Mixed Integer Linear Programming For Exact Finite-Horizon Planning In Decentralized Pomdps

TL;DR

This paper introduces a novel MILP-based approach for exact finite-horizon planning in decentralized POMDPs, leveraging sequence-form policy representation to efficiently compute optimal joint-policies.

Contribution

It presents a new mathematical programming method that uses sequence-form policies and MILP formulation to solve Dec-Pomdp planning more efficiently than existing algorithms.

Findings

MILP approach solves benchmark problems faster

Sequence-form representation reduces problem complexity

Optimal policies are obtained directly from MILP solutions

Abstract

We consider the problem of finding an n-agent joint-policy for the optimal finite-horizon control of a decentralized Pomdp (Dec-Pomdp). This is a problem of very high complexity (NEXP-hard in n >= 2).

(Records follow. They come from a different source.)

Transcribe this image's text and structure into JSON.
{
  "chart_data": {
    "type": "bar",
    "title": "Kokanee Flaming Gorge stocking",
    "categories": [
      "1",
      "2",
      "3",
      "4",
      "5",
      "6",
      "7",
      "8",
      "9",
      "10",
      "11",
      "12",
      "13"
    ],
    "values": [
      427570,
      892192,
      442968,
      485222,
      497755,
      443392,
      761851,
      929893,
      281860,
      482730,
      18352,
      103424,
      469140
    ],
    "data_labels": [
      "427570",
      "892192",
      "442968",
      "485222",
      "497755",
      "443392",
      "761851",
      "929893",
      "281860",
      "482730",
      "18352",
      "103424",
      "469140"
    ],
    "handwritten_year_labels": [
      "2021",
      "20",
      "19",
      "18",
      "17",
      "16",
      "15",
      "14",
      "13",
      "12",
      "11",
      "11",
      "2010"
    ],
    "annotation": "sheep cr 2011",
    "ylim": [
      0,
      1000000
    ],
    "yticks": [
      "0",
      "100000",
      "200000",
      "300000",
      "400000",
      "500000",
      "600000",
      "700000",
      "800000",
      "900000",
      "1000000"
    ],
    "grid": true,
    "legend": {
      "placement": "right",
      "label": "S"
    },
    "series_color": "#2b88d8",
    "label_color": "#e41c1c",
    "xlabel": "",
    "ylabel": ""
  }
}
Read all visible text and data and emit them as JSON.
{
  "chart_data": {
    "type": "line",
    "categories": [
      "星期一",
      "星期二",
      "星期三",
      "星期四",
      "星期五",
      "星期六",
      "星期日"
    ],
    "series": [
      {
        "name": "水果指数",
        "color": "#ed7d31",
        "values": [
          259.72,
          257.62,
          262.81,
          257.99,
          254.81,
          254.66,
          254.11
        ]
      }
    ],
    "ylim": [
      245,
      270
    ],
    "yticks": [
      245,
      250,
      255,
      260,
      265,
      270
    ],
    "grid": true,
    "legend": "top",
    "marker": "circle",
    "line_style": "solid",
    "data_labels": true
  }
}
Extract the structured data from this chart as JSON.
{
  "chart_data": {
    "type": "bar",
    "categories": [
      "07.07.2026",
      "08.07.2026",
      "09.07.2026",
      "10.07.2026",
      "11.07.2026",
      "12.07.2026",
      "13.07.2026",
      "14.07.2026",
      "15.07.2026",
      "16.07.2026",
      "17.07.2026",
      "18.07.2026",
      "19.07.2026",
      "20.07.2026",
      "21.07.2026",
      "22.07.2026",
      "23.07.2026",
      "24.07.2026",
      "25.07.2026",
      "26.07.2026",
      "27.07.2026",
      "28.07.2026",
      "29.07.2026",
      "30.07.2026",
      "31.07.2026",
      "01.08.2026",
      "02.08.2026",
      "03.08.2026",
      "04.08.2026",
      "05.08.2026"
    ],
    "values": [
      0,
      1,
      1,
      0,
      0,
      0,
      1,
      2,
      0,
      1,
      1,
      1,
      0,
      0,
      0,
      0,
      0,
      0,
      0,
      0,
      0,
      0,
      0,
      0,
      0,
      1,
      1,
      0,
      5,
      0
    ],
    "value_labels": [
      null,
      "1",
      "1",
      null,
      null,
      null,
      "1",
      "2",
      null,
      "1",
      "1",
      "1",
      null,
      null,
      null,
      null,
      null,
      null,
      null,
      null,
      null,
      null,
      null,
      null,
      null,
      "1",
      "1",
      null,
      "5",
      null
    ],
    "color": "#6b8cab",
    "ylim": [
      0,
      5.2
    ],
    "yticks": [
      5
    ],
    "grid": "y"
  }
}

In this paper, we propose a new mathematical programming approach for the problem. Our approach is based on two ideas: First, we represent each agent's policy in the sequence-form and not in the tree-form, thereby obtaining a very compact representation of the set of joint-policies. Second, using this compact representation, we solve this problem as an instance of combinatorial optimization for which we formulate a mixed integer linear program (MILP). The optimal solution of the MILP directly yields an optimal joint-policy for the Dec-Pomdp. Computational experience shows that formulating and solving the MILP requires significantly less time to solve benchmark Dec-Pomdp problems than existing algorithms. For example, the multi-agent tiger problem for horizon 4 is solved in 72 secs with the MILP whereas existing algorithms require several hours to solve it.